Further, the effect of ankle tourniquet placement on the rate of postoperative wound healing, surgical success, and infection rates must be studied. Some experts have recommended against the use of tourniquets for certain surgeries. For example, a study by Konrad et al[11] found that using a tourniquet during open reduction and internal fixation of ankle fractures increased postoperative swelling and pain, reporting a trend toward decreased range of motion in the ankle during follow-up. As a result, they do not recommend the use of a tourniquet for osteosynthesis of ankle fractures, citing the potential for increased complications such as wound healing disturbances and infections. Therefore, the evaluation of the impact of ankle tourniquets on both closed and open-foot fractures for different surgical procedures is also a critical area for future research, adding more depth to the conversation regarding the effects of tourniquet use and its placement for foot and ankle surgery.
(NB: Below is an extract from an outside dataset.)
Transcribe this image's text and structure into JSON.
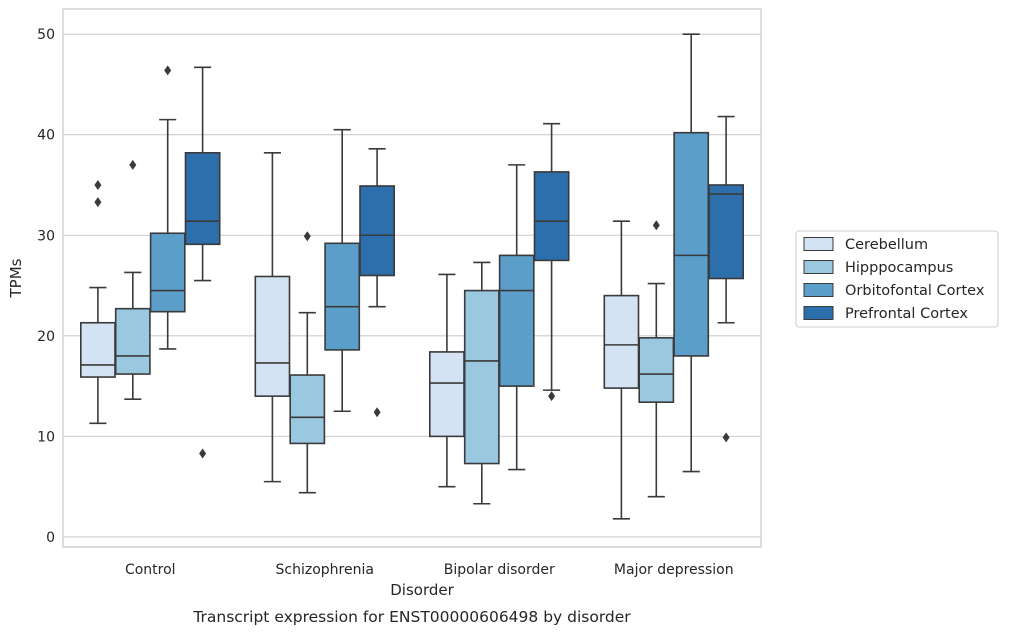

In conclusion, while the study "Effect of ankle versus thigh tourniquets on post-operative pain in foot and ankle surgery" provides valuable insights into the relationship between tourniquet placement and postoperative pain[1]. The choice of tourniquet placement site must consider other patient-specific variables. The potential benefits of using an ankle tourniquet, particularly in reducing the risk of venous blood stasis and its complications, merit serious consideration. As with all surgical decisions, the choice of tourniquet placement should be tailored to each patient, considering both the immediate and long-term implications for patient health and recovery.